Numa das técnicas experimentadas Boal, os participantes são convidados a realizar alguns exercícios para libertar o corpo da gesticulação e movimentação habituais causadas pelo tipo de trabalho e função social que assumem diariamente. Passam então a exercícios de interferência na encenação, mas com os participantes ainda manifestando-se do lugar da platéia. Em seguida, a interferência passa a ser direta, pela atuação - há gradações de exercícios para que os grupos fiquem à vontade e a atuação seja cada vez mais expressiva. A atuação é então usada para revelar uma situação social e ensaiar reações frente à possibilidade de transformá-la, mostrando uma visão de todo esse processo para fomentar possíveis mudanças do cenário social real. Boal experimentou essa técnica e outras em diversos países, com diferentes grupos sociais, alcançando com essas experiências algumas mudanças no cenário social de algumas comunidades.

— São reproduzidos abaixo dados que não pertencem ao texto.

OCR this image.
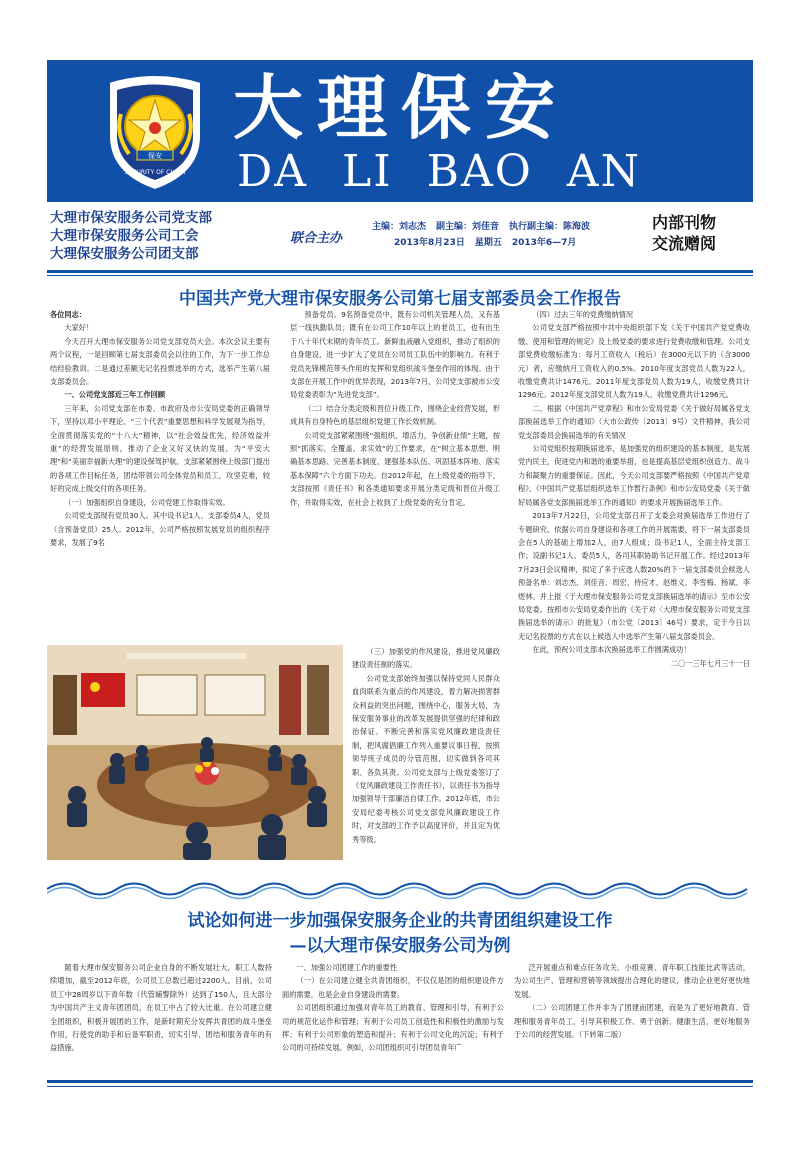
保安
SECURITY OF CHINA
大理保安
DA LI BAO AN
大理市保安服务公司党支部
大理市保安服务公司工会
大理保安服务公司团支部
联合主办
主编：刘志杰 副主编：刘佳音 执行副主编：陈海波
2013年8月23日 星期五 2013年6—7月
内部刊物
交流赠阅
中国共产党大理市保安服务公司第七届支部委员会工作报告

各位同志：

大家好！

今天召开大理市保安服务公司党支部党员大会。本次会议主要有两个议程，一是回顾第七届支部委员会以往的工作，为下一步工作总结经验教训。二是通过差额无记名投票选举的方式，选举产生第八届支部委员会。

一、公司党支部近三年工作回顾

三年来，公司党支部在市委、市政府及市公安局党委的正确领导下，坚持以邓小平理论、“三个代表”重要思想和科学发展观为指导，全面贯彻落实党的“十八大”精神，以“社会效益优先，经济效益并重”的经营发展原则，推动了企业又好又快的发展，为“平安大理”和“美丽幸福新大理”的建设保驾护航。支部紧紧围绕上级部门提出的各项工作目标任务，团结带领公司全体党员和员工，攻坚克难，较好的完成上级交付的各项任务。

（一）加强组织自身建设，公司党建工作取得实效。

公司党支部现有党员30人。其中设书记1人、支部委员4人，党员（含预备党员）25人。2012年，公司严格按照发展党员的组织程序要求，发展了9名

预备党员。9名预备党员中，既有公司机关管理人员，又有基层一线执勤队员；既有在公司工作10年以上的老员工，也有出生于八十年代末期的青年员工。新鲜血液融入党组织，推动了组织的自身建设，进一步扩大了党员在公司员工队伍中的影响力。有利于党员先锋模范带头作用的发挥和党组织战斗堡垒作用的体现。由于支部在开展工作中的优异表现，2013年7月，公司党支部被市公安局党委表彰为“先进党支部”。

（二）结合分类定级和晋位升级工作，围绕企业经营发展，形成具有自身特色的基层组织党建工作长效机制。

公司党支部紧紧围绕“强组织、增活力，争创新业绩”主题，按照“抓落实、全覆盖、求实效”的工作要求，在“树立基本思想、明确基本思路、完善基本制度、建强基本队伍、巩固基本阵地、落实基本保障”六个方面下功夫。自2012年起，在上级党委的指导下，支部按照《责任书》和各类通知要求开展分类定级和晋位升级工作，并取得实效，在社会上收到了上级党委的充分肯定。

（四）过去三年的党费缴纳情况

公司党支部严格按照中共中央组织部下发《关于中国共产党党费收缴、使用和管理的规定》及上级党委的要求进行党费收缴和管理。公司支部党费收缴标准为：每月工资收入（税后）在3000元以下的（含3000元）者，应缴纳月工资收入的0.5%。2010年度支部党员人数为22人，收缴党费共计1476元。2011年度支部党员人数为19人，收缴党费共计1296元。2012年度支部党员人数为19人，收缴党费共计1296元。

二、根据《中国共产党章程》和市公安局党委《关于做好局属各党支部换届选举工作的通知》（大市公政传〔2013〕9号）文件精神，我公司党支部委员会换届选举的有关情况

公司党组织按期换届选举，是加强党的组织建设的基本制度，是发展党内民主，促进党内和谐的重要举措，也是提高基层党组织创造力、战斗力和凝聚力的重要保证。因此，今天公司支部要严格按照《中国共产党章程》、《中国共产党基层组织选举工作暂行条例》和市公安局党委《关于做好局属各党支部换届选举工作的通知》的要求开展换届选举工作。

2013年7月22日，公司党支部召开了支委会对换届选举工作进行了专题研究。依据公司自身建设和各项工作的开展需要，将下一届支部委员会在5人的基础上增加2人，由7人组成；设书记1人，全面主持支部工作；设副书记1人、委员5人，各司其职协助书记开展工作。经过2013年7月23日会议精神，拟定了多于应选人数20%的下一届支部委员会候选人预备名单：刘志杰、刘佳音、周宏、侍应才、赵维义、李雪梅、杨斌、李煜林。并上报《于大理市保安服务公司党支部换届选举的请示》至市公安局党委。按照市公安局党委作出的《关于对〈大理市保安服务公司党支部换届选举的请示〉的批复》（市公党〔2013〕46号）要求，定于今日以无记名投票的方式在以上候选人中选举产生第八届支部委员会。

在此，预祝公司支部本次换届选举工作圆满成功！

二〇一三年七月三十一日

（三）加强党的作风建设，推进党风廉政建设责任制的落实。

公司党支部始终加强以保持党同人民群众血肉联系为重点的作风建设，着力解决损害群众利益的突出问题，围绕中心，服务大局，为保安服务事业的改革发展提供坚强的纪律和政治保证。不断完善和落实党风廉政建设责任制，把风腐倡廉工作列入重要议事日程，按照领导班子成员的分管范围，切实做到各司其职、各负其责。公司党支部与上级党委签订了《党风廉政建设工作责任书》，以责任书为指导加强领导干部廉洁自律工作。2012年底，市公安局纪委考核公司党支部党风廉政建设工作时，对支部的工作予以高度评价，并且定为优秀等级。

试论如何进一步加强保安服务企业的共青团组织建设工作
—以大理市保安服务公司为例

随着大理市保安服务公司企业自身的不断发展壮大，职工人数持续增加，截至2012年底，公司员工总数已超过2200人。目前，公司员工中28周岁以下青年数（代管辅警除外）达到了150人，且大部分为中国共产主义青年团团员，在员工中占了较大比重。在公司建立健全团组织，积极开展团的工作，是新时期充分发挥共青团的战斗堡垒作用，行使党的助手和后备军职责，切实引导、团结和服务青年的有益措施。

一、加强公司团建工作的重要性

（一）在公司建立健全共青团组织，不仅仅是团的组织建设件方面的需要，也是企业自身建设的需要。

公司团组织通过加强对青年员工的教育、管理和引导，有利于公司的规范化运作和管理；有利于公司员工创造性和积极性的激励与发挥；有利于公司形象的塑造和提升；有利于公司文化的沉淀；有利于公司的可持续发展。例如，公司团组织可引导团员青年广

泛开展重点和难点任务攻关、小组竞赛、青年职工技能比武等活动，为公司生产、管理和营销等领域提出合理化的建议，推动企业更好更快地发展。

（二）公司团建工作并非为了团建而团建，而是为了更好地教育、管理和服务青年员工，引导其积极工作、勇于创新、健康生活，更好地服务于公司的经营发展。（下转第二版）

A internet e a cultura participativa nas redes virtuais também vêm causando transformações sociais nesse sentido. “O que muda [...] é o grau com que amadores conseguem inserir suas imagens e pensamentos no processo político – e, pelo menos em alguns casos, essas imagens podem ter circulação muito ampla e atingir um público vasto” (JENKINS, 2008, p.288). Está havendo cada vez mais um uso político das qualidades da cultura participativa, ensaiadas em jogos e narrativas artísticas criadas coletivamente entre comunidades virtuais.
Essa postura ativa e transformadora conquistada pelos participantes do método de Boal, de certo modo é a mesma que vem sendo conquistada por nós usuários da internet. Cada vez mais estamos nos habituando a uma postura ativa de participação em vários aspectos. Além das nossas próprias narrativas e recriações de filmes, temos as ações de crowdfunding e
crowdsorcing, os blogs de notícias com diferentes pontos de vista do mesmo fato, a invenção de produtos por processos virtuais colaborativos, etc..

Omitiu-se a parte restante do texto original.